Structural, Optical and Hydrophobic Properties of Nd3⁺-Doped Tellurite Glasses Embedded with TiO₂ Nanoparticles for Self-Cleaning Application
摘要
A series of tellurite glasses with chemical compositions (74.8-x) TeO2-15ZnO-10P2O5 -0.2Nd2O3 - xTiO2 (x = 0.2, 0.4, 0.6, 0.8 and 1 mol %) were prepared by using conventional melt-quenching techniques and systematically characterized to study their structural, optical, and surface wetting properties. The density of the glasses fluctuated between 4.51 and 4.69 g·cm−3 with increasing TiO2 NPs, reflecting variations in atomic masses, ionic sizes, and network crosslinking. X-ray diffraction confirmed the amorphous nature of all samples with broad halos observed at 20°–40°. FTIR spectra revealed structural transformation from TeO4 to TeO3 trigonal pyramids and the formation of an interconnected phosphate network, with characteristic bands at 623–633, 513–760, 926–930, 1047–1067, and 1317–1331 cm−1. TEM analysis confirmed semi-spherical TiO2 NPs, well-dispersed with sizes of 6.57–20.76 nm (average 12.85 ± 0.03 nm), while HRTEM indicated lattice fringes of the (200) plane with d-spacing ~ 1.89 Å. Optical studies showed bandgap energies (Eind) varying from 3.61 to 3.48 eV, and Urbach energies (EU) between 0.49 and 0.74 eV, depending on composition and TiO2 content.

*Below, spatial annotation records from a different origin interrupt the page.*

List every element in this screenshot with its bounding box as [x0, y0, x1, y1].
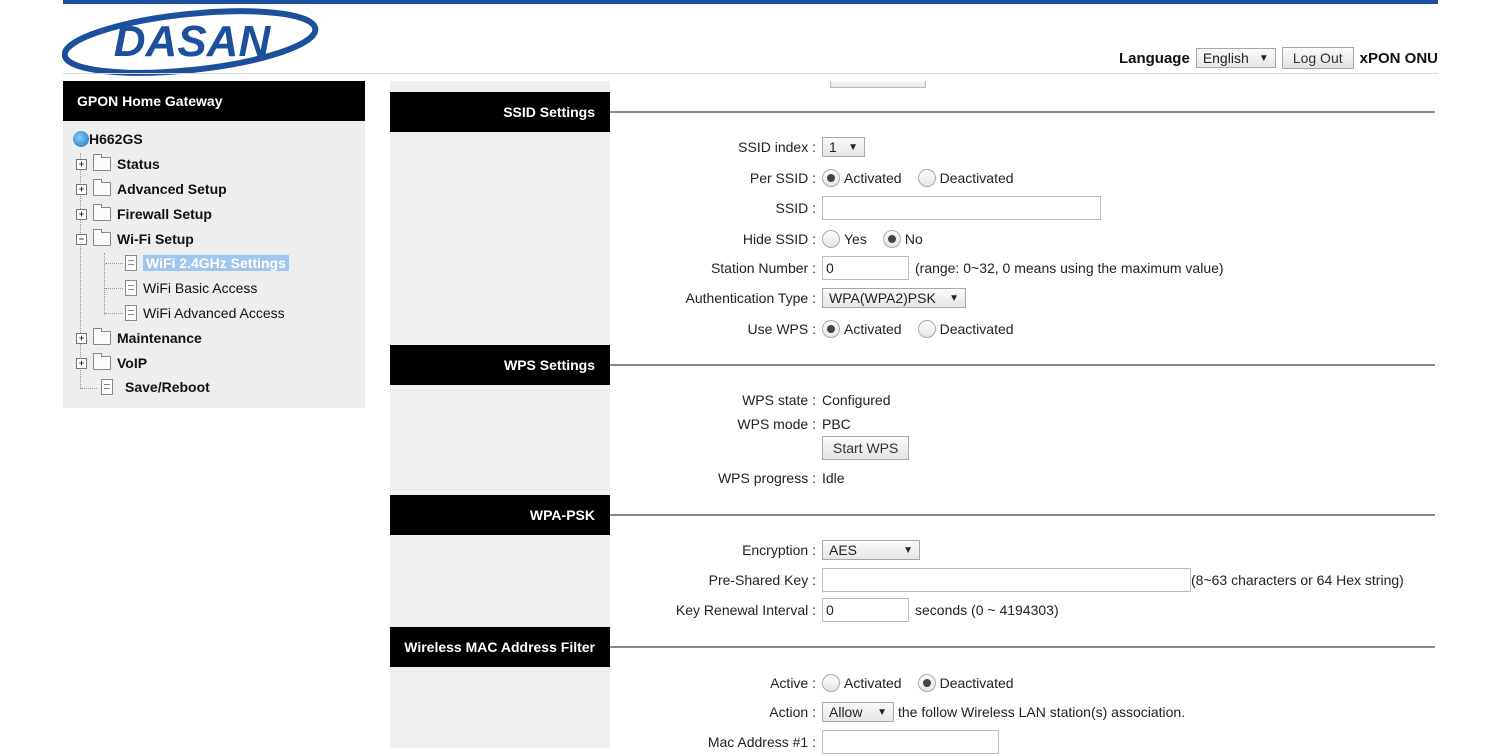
expand-icon[interactable]: + [76, 358, 87, 369]
start-wps-button[interactable]: Start WPS [822, 436, 909, 460]
key-renewal-hint: seconds (0 ~ 4194303) [915, 602, 1059, 618]
use-wps-deactivated-radio[interactable] [918, 320, 936, 338]
page-icon [125, 255, 137, 271]
key-renewal-label: Key Renewal Interval : [675, 602, 816, 618]
sidebar-item-status[interactable] [76, 156, 160, 172]
radio-label: No [904, 231, 923, 247]
ssid-index-value: 1 [829, 139, 837, 155]
auth-type-value: WPA(WPA2)PSK [829, 290, 936, 306]
station-number-hint: (range: 0~32, 0 means using the maximum value) [915, 260, 1224, 276]
tree-root-label: H662GS [89, 131, 143, 147]
sidebar-item-wifi-basic-access[interactable] [125, 280, 257, 296]
wps-state-label: WPS state : [742, 392, 816, 408]
globe-icon [73, 131, 89, 147]
chevron-down-icon: ▼ [848, 141, 858, 153]
pre-shared-key-row [390, 567, 1440, 593]
mac-address-1-row [390, 729, 1440, 755]
section-rule [610, 364, 1435, 366]
wps-state-value: Configured [822, 392, 891, 408]
pre-shared-key-input[interactable] [822, 568, 1191, 592]
radio-label: Activated [844, 321, 902, 337]
use-wps-label: Use WPS : [747, 321, 816, 337]
header-divider [63, 73, 1438, 74]
encryption-value: AES [829, 542, 858, 558]
tree-line [105, 313, 123, 314]
hide-ssid-yes-radio[interactable] [822, 230, 840, 248]
radio-label: Yes [844, 231, 867, 247]
wps-progress-value: Idle [822, 470, 845, 486]
chevron-down-icon: ▼ [949, 292, 959, 304]
radio-label: Deactivated [939, 321, 1014, 337]
wps-mode-label: WPS mode : [737, 416, 816, 432]
encryption-select[interactable] [822, 540, 920, 560]
section-rule [610, 514, 1435, 516]
per-ssid-label: Per SSID : [749, 170, 816, 186]
per-ssid-deactivated-radio[interactable] [918, 169, 936, 187]
auth-type-select[interactable] [822, 288, 966, 308]
folder-icon [93, 182, 111, 196]
expand-icon[interactable]: + [76, 184, 87, 195]
chevron-down-icon: ▼ [877, 706, 887, 718]
radio-label: Deactivated [939, 675, 1014, 691]
sidebar-item-label: Wi-Fi Setup [117, 231, 194, 247]
use-wps-row [390, 316, 1440, 342]
wps-settings-header: WPS Settings [390, 345, 610, 385]
wpa-psk-header: WPA-PSK [390, 495, 610, 535]
language-value: English [1202, 50, 1249, 66]
radio-label: Deactivated [939, 170, 1014, 186]
wps-progress-row [390, 465, 1440, 491]
key-renewal-row [390, 597, 1440, 623]
expand-icon[interactable]: + [76, 159, 87, 170]
sidebar-item-wifi-setup[interactable] [76, 231, 194, 247]
sidebar-item-maintenance[interactable] [76, 330, 202, 346]
folder-icon [93, 356, 111, 370]
tree-line [81, 388, 97, 389]
ssid-index-row [390, 134, 1440, 160]
sidebar-item-firewall-setup[interactable] [76, 206, 212, 222]
sidebar-item-label: WiFi Basic Access [143, 280, 258, 296]
pre-shared-key-hint: (8~63 characters or 64 Hex string) [1191, 572, 1404, 588]
main-content [390, 81, 1440, 748]
header-controls [1119, 47, 1438, 69]
mac-action-row [390, 699, 1440, 725]
logout-button[interactable]: Log Out [1282, 47, 1354, 69]
mac-address-1-input[interactable] [822, 730, 999, 754]
wps-start-row [390, 435, 1440, 461]
mac-action-label: Action : [769, 704, 816, 720]
language-label: Language [1118, 49, 1190, 67]
language-select[interactable] [1196, 48, 1276, 68]
mac-action-hint: the follow Wireless LAN station(s) association. [898, 704, 1186, 720]
wps-mode-value: PBC [822, 416, 851, 432]
folder-icon [93, 157, 111, 171]
per-ssid-row [390, 165, 1440, 191]
sidebar [63, 81, 365, 408]
folder-icon [93, 207, 111, 221]
ssid-row [390, 195, 1440, 221]
sidebar-item-label: WiFi Advanced Access [143, 305, 285, 321]
mac-filter-header: Wireless MAC Address Filter [390, 627, 610, 667]
mac-active-deactivated-radio[interactable] [918, 674, 936, 692]
hide-ssid-no-radio[interactable] [883, 230, 901, 248]
sidebar-item-voip[interactable] [76, 355, 147, 371]
sidebar-item-label: Advanced Setup [117, 181, 227, 197]
mac-action-select[interactable] [822, 702, 894, 722]
ssid-index-label: SSID index : [738, 139, 816, 155]
tree-line [105, 288, 123, 289]
chevron-down-icon: ▼ [903, 544, 913, 556]
radio-label: Activated [844, 170, 902, 186]
tree-line [105, 263, 123, 264]
encryption-row [390, 537, 1440, 563]
chevron-down-icon: ▼ [1258, 52, 1269, 64]
mac-active-row [390, 670, 1440, 696]
logo-text: DASAN [113, 17, 271, 66]
section-rule [610, 111, 1435, 113]
pre-shared-key-label: Pre-Shared Key : [708, 572, 816, 588]
sidebar-item-label: Maintenance [117, 330, 202, 346]
sidebar-item-label: VoIP [117, 355, 148, 371]
page-icon [101, 379, 113, 395]
mac-action-value: Allow [829, 704, 863, 720]
expand-icon[interactable]: + [76, 209, 87, 220]
sidebar-item-label: Status [117, 156, 160, 172]
auth-type-row [390, 285, 1440, 311]
wps-state-row [390, 387, 1440, 413]
ssid-settings-header: SSID Settings [390, 92, 610, 132]
mac-active-activated-radio[interactable] [822, 674, 840, 692]
folder-icon [93, 331, 111, 345]
page-icon [125, 305, 137, 321]
hide-ssid-label: Hide SSID : [742, 231, 816, 247]
ssid-input[interactable] [822, 196, 1101, 220]
tree-root[interactable] [73, 131, 143, 147]
use-wps-activated-radio[interactable] [822, 320, 840, 338]
mac-address-1-label: Mac Address #1 : [707, 734, 816, 750]
auth-type-label: Authentication Type : [685, 290, 816, 306]
sidebar-item-label: Save/Reboot [125, 379, 210, 395]
sidebar-title: GPON Home Gateway [63, 81, 365, 121]
wps-mode-row [390, 411, 1440, 437]
expand-icon[interactable]: + [76, 333, 87, 344]
station-number-input[interactable] [822, 256, 909, 280]
sidebar-item-label: Firewall Setup [117, 206, 212, 222]
ssid-label: SSID : [775, 200, 816, 216]
sidebar-item-label: WiFi 2.4GHz Settings [143, 255, 289, 271]
dasan-logo [62, 6, 324, 76]
ssid-index-select[interactable] [822, 137, 865, 157]
station-number-label: Station Number : [710, 260, 816, 276]
sidebar-item-advanced-setup[interactable] [76, 181, 227, 197]
folder-open-icon [93, 232, 111, 246]
key-renewal-input[interactable] [822, 598, 909, 622]
section-rule [610, 646, 1435, 648]
sidebar-item-wifi-advanced-access[interactable] [125, 305, 285, 321]
product-label: xPON ONU [1359, 49, 1438, 67]
top-accent-bar [63, 0, 1438, 4]
page-icon [125, 280, 137, 296]
sidebar-item-save-reboot[interactable] [101, 379, 210, 395]
mac-active-label: Active : [770, 675, 816, 691]
per-ssid-activated-radio[interactable] [822, 169, 840, 187]
encryption-label: Encryption : [742, 542, 816, 558]
sidebar-item-wifi-2-4ghz-settings[interactable] [125, 255, 289, 271]
collapse-icon[interactable]: − [76, 234, 87, 245]
radio-label: Activated [844, 675, 902, 691]
apply-button-remnant[interactable] [830, 81, 926, 88]
station-number-row [390, 255, 1440, 281]
wps-progress-label: WPS progress : [717, 470, 816, 486]
hide-ssid-row [390, 226, 1440, 252]
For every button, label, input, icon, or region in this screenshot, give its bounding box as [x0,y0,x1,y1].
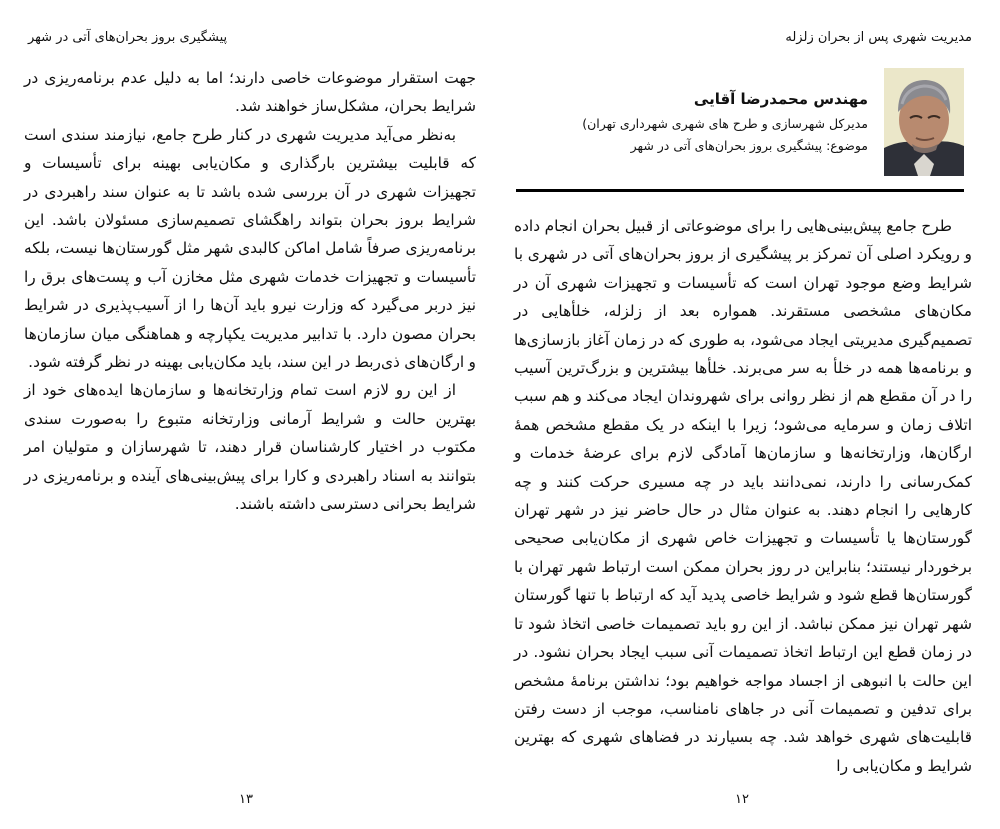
left-running-head: پیشگیری بروز بحران‌های آتی در شهر [28,30,228,45]
author-name: مهندس محمدرضا آقایی [693,90,868,108]
left-paragraph-3: از این رو لازم است تمام وزارتخانه‌ها و سازمان‌ها ایده‌های خود از بهترین حالت و شرایط آرمانی وزارتخانه متبوع را به‌صورت سندی مکتوب در اختیار کارشناسان قرار دهند، تا شهرسازان و متولیان امر بتوانند به اسناد راهبردی و کارا برای پیش‌بینی‌های آینده و برنامه‌ریزی در شرایط بحرانی دسترسی داشته باشند. [24,381,476,514]
right-page [500,0,1000,829]
right-paragraph-1: طرح جامع پیش‌بینی‌هایی را برای موضوعاتی از قبیل بحران انجام داده و رویکرد اصلی آن تمرکز بر پیشگیری از بروز بحران‌های آتی در شهری با شرایط وضع موجود تهران است که تأسیسات و تجهیزات شهری آن در مکان‌های مشخصی مستقرند. همواره بعد از زلزله، خلأهایی در تصمیم‌گیری مدیریتی ایجاد می‌شود، به طوری که در زمان آغاز بازسازی‌ها و برنامه‌ها همه در خلأ به سر می‌برند. خلأها بیشترین و بزرگ‌ترین آسیب را در آن مقطع هم از نظر روانی برای شهروندان ایجاد می‌کند و هم سبب اتلاف زمان و سرمایه می‌شود؛ زیرا با اینکه در یک مقطع مشخص همهٔ ارگان‌ها، وزارتخانه‌ها و سازمان‌ها آمادگی لازم برای عرضهٔ خدمات و کمک‌رسانی را دارند، نمی‌دانند باید در چه مسیری حرکت کنند و چه کارهایی را انجام دهند. به عنوان مثال در حال حاضر نیز در شهر تهران گورستان‌ها یا تأسیسات و تجهیزات خاص شهری از مکان‌یابی صحیحی برخوردار نیستند؛ بنابراین در روز بحران ممکن است ارتباط شهر تهران با گورستان‌ها قطع شود و شرایط خاصی پدید آید که ارتباط با تنها گورستان شهر تهران نیز ممکن نباشد. از این رو باید تصمیمات خاصی اتخاذ شود تا در زمان قطع این ارتباط اتخاذ تصمیمات آنی سبب ایجاد بحران نشود. در این حالت با انبوهی از اجساد مواجه خواهیم بود؛ نداشتن برنامهٔ مشخص برای تدفین و تصمیمات آنی در جاهای نامناسب، موجب از دست رفتن قابلیت‌های شهری خواهد شد. چه بسیارند در فضاهای شهری که بهترین شرایط و مکان‌یابی را [514,217,972,775]
left-body-text [24,64,476,519]
left-page-number: ۱۳ [239,792,253,807]
header-divider [516,189,964,192]
author-block [518,68,964,184]
right-running-head: مدیریت شهری پس از بحران زلزله [785,30,972,45]
author-info [582,90,868,157]
left-paragraph-2: به‌نظر می‌آید مدیریت شهری در کنار طرح جامع، نیازمند سندی است که قابلیت بیشترین بارگذاری و مکان‌یابی بهینه برای تأسیسات و تجهیزات شهری در آن بررسی شده باشد تا به عنوان سند راهبردی در شرایط بروز بحران بتواند راهگشای تصمیم‌سازی مسئولان باشد. این برنامه‌ریزی صرفاً شامل اماکن کالبدی شهر مثل گورستان‌ها نیست، بلکه تأسیسات و تجهیزات خدمات شهری مثل مخازن آب و پست‌های برق را نیز دربر می‌گیرد که وزارت نیرو باید آن‌ها را از آسیب‌پذیری در شرایط بحران مصون دارد. با تدابیر مدیریت یکپارچه و هماهنگی میان سازمان‌ها و ارگان‌های ذی‌ربط در این سند، باید مکان‌یابی بهینه در نظر گرفته شود. [24,125,476,372]
left-paragraph-1: جهت استقرار موضوعات خاصی دارند؛ اما به دلیل عدم برنامه‌ریزی در شرایط بحران، مشکل‌ساز خواهند شد. [24,69,476,116]
article-topic: موضوع: پیشگیری بروز بحران‌های آتی در شهر [630,138,868,153]
author-portrait-icon [884,68,964,176]
right-body-text [514,212,972,780]
author-portrait-svg [884,68,964,176]
author-position: مدیرکل شهرسازی و طرح های شهری شهرداری تهران) [582,116,868,131]
right-page-number: ۱۲ [735,792,749,807]
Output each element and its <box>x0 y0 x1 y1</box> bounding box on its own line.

Refractive indices ranged from 2.251 to 2.278, while molar refractivity increased from 19.33 to 22.91 cm3 and electronic polarizability from 7.67 to 9.08 × 10–24 cm3 with TiO2 addition. Nd3+ absorption spectra exhibited ten transitions, with hypersensitive bands at 583 and 808 nm, indicating strong covalent bonding. Luminescence under 748 nm excitation showed emissions at 374, 493, 810, and 861 nm, corresponding to up-conversion and down-conversion transitions. TiO2 incorporation significantly increased the water contact angle from 75.55 ± 0.01° to 122.79 ± 0.01°, confirming enhanced hydrophobicity suitable for self-cleaning applications. These findings demonstrate that Nd3+-doped tellurite glass with TiO2 NPs possess tunable structural, optical, and surface properties, making them promise for photonic devices and functional glass self-cleaning applications.